The other rationale for using Ableton is, if you get the Suite (or the add-on itself), you also get Max for Live. And that ain't no minor addition; in theory, you could use the internal Max implementation to rewrite THE ENTIRE DAW if you got a wild hair to do that. So, what that comes down to is a situation where if there's something missing that you think Live can work better with, you can cook up that "something" all on your own with Max's object-oriented programming. And you can cook up some major complexity in Max...I've seen a few of Carl Stone's (possibly the ultimate Max-fu practitioner!) Max patches, and they looked like spiders had gone bonkers inside the display with all of the object patching lines.

As for Pro Tools...ewwwwwwwww. My first digital editing platform was a Sound Tools II setup (yep, PRE-ProTools) and it had certain quirks that I learned to get around. But when they first dropped the Native version of PT, (back around V.5 or 6 or something like that), I gave it a shot since it (then, but not for long) could use the STII hardware.
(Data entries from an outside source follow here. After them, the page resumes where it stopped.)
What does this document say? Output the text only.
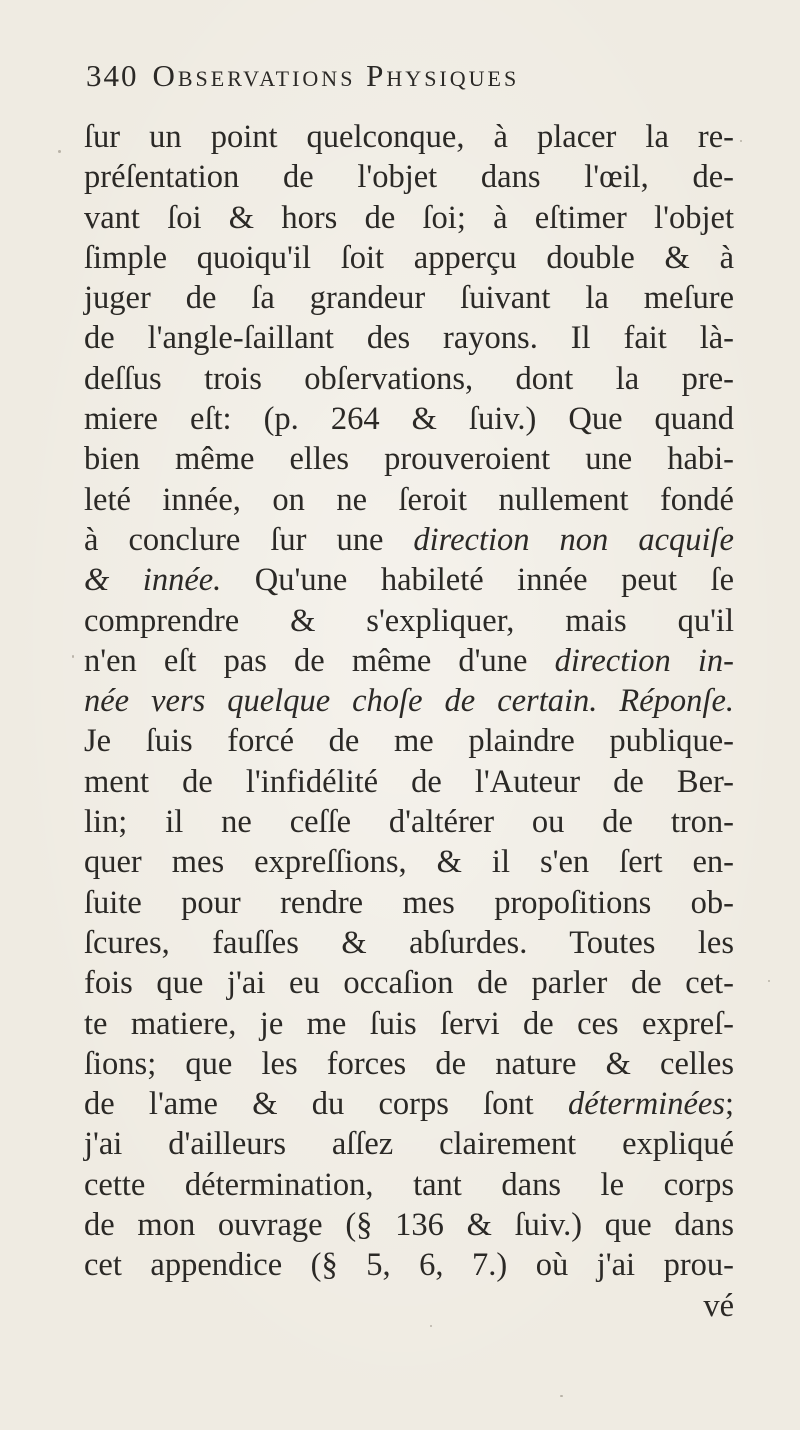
340 Observations Physiques
ſur un point quelconque, à placer la re-
préſentation de l'objet dans l'œil, de-
vant ſoi & hors de ſoi; à eſtimer l'objet
ſimple quoiqu'il ſoit apperçu double & à
juger de ſa grandeur ſuivant la meſure
de l'angle-ſaillant des rayons. Il fait là-
deſſus trois obſervations, dont la pre-
miere eſt: (p. 264 & ſuiv.) Que quand
bien même elles prouveroient une habi-
leté innée, on ne ſeroit nullement fondé
à conclure ſur une direction non acquiſe
& innée. Qu'une habileté innée peut ſe
comprendre & s'expliquer, mais qu'il
n'en eſt pas de même d'une direction in-
née vers quelque choſe de certain. Réponſe.
Je ſuis forcé de me plaindre publique-
ment de l'infidélité de l'Auteur de Ber-
lin; il ne ceſſe d'altérer ou de tron-
quer mes expreſſions, & il s'en ſert en-
ſuite pour rendre mes propoſitions ob-
ſcures, fauſſes & abſurdes. Toutes les
fois que j'ai eu occaſion de parler de cet-
te matiere, je me ſuis ſervi de ces expreſ-
ſions; que les forces de nature & celles
de l'ame & du corps ſont déterminées;
j'ai d'ailleurs aſſez clairement expliqué
cette détermination, tant dans le corps
de mon ouvrage (§ 136 & ſuiv.) que dans
cet appendice (§ 5, 6, 7.) où j'ai prou-
vé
I haven't gotten angrier at a piece of software since the horror that was Finale's 1.x iterations, back circa 1989-90. Yes, it could act like a studio multitrack...but not only that, it had all of the drawbacks of that paradigm AND was about as stable as nitroglycerine being handled by Bobcat Goldthwaite. And later Native iterations weren't any better, plus there was an apparent desire to "crippleware" it in deference to the more lucrative HD versions. And don't even get me started on Avid's "lease plan"...
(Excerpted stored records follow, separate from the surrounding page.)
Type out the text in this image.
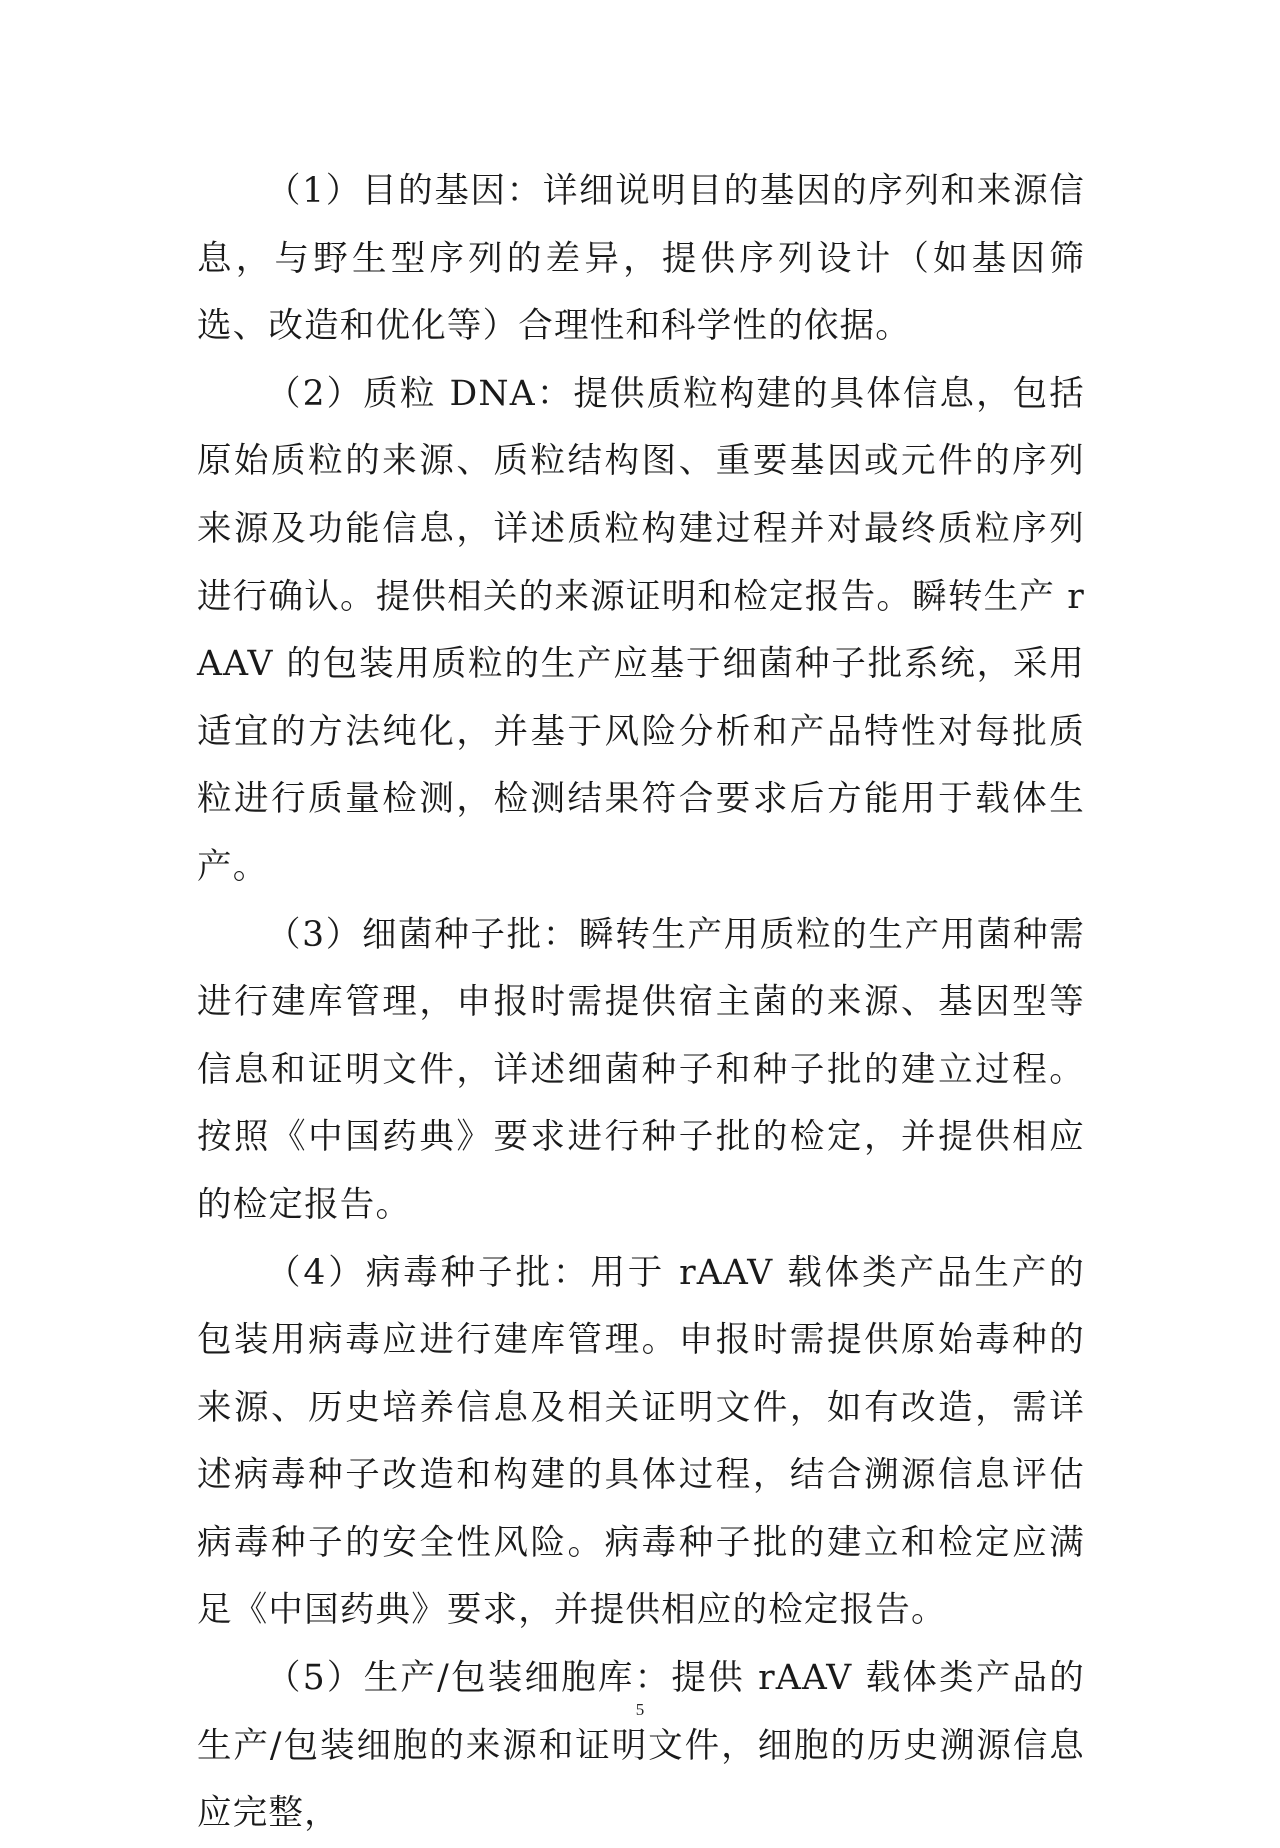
（1）目的基因：详细说明目的基因的序列和来源信息，与野生型序列的差异，提供序列设计（如基因筛选、改造和优化等）合理性和科学性的依据。

（2）质粒 DNA：提供质粒构建的具体信息，包括原始质粒的来源、质粒结构图、重要基因或元件的序列来源及功能信息，详述质粒构建过程并对最终质粒序列进行确认。提供相关的来源证明和检定报告。瞬转生产 rAAV 的包装用质粒的生产应基于细菌种子批系统，采用适宜的方法纯化，并基于风险分析和产品特性对每批质粒进行质量检测，检测结果符合要求后方能用于载体生产。

（3）细菌种子批：瞬转生产用质粒的生产用菌种需进行建库管理，申报时需提供宿主菌的来源、基因型等信息和证明文件，详述细菌种子和种子批的建立过程。按照《中国药典》要求进行种子批的检定，并提供相应的检定报告。

（4）病毒种子批：用于 rAAV 载体类产品生产的包装用病毒应进行建库管理。申报时需提供原始毒种的来源、历史培养信息及相关证明文件，如有改造，需详述病毒种子改造和构建的具体过程，结合溯源信息评估病毒种子的安全性风险。病毒种子批的建立和检定应满足《中国药典》要求，并提供相应的检定报告。

（5）生产/包装细胞库：提供 rAAV 载体类产品的生产/包装细胞的来源和证明文件，细胞的历史溯源信息应完整，

5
I eventually realized what the problem was. Pro Tools was/is really well-coded...for coders. But if you're trying to do anything outside of the narrow strictures of commercial studio recording, it'll take the first opportunity it can find to utterly jack your creative thought processes. So for a composer, it's AWFUL...since so much of composition involves NOT thinking in one particular "lane" and exploring all sorts of not-commercial tangents, which is the sort of thing that makes PT act up. But with Ableton, you're dealing with a tool that was designed initially by musicians to solve certain problems that DAWs following the PT model couldn't do. And the same musicians still have plenty of input up to the present version.

The problem is in where each platform's developers aimed the DAW. PT is great if you're PURELY an engineer. It's very happy on that side of the glass, acting like an MCI JH-24 on bigtime 'roids. But don't ask it to do anything unusual. Live, on the other hand, can be a PITA for engineers, because it works much more like an instrument and less like a fridge-sized multitrack lurking in the tape room. It's just fine with "unusual", however, and functions far better as a creative tool than just a glorified software multitrack for composers and musicians.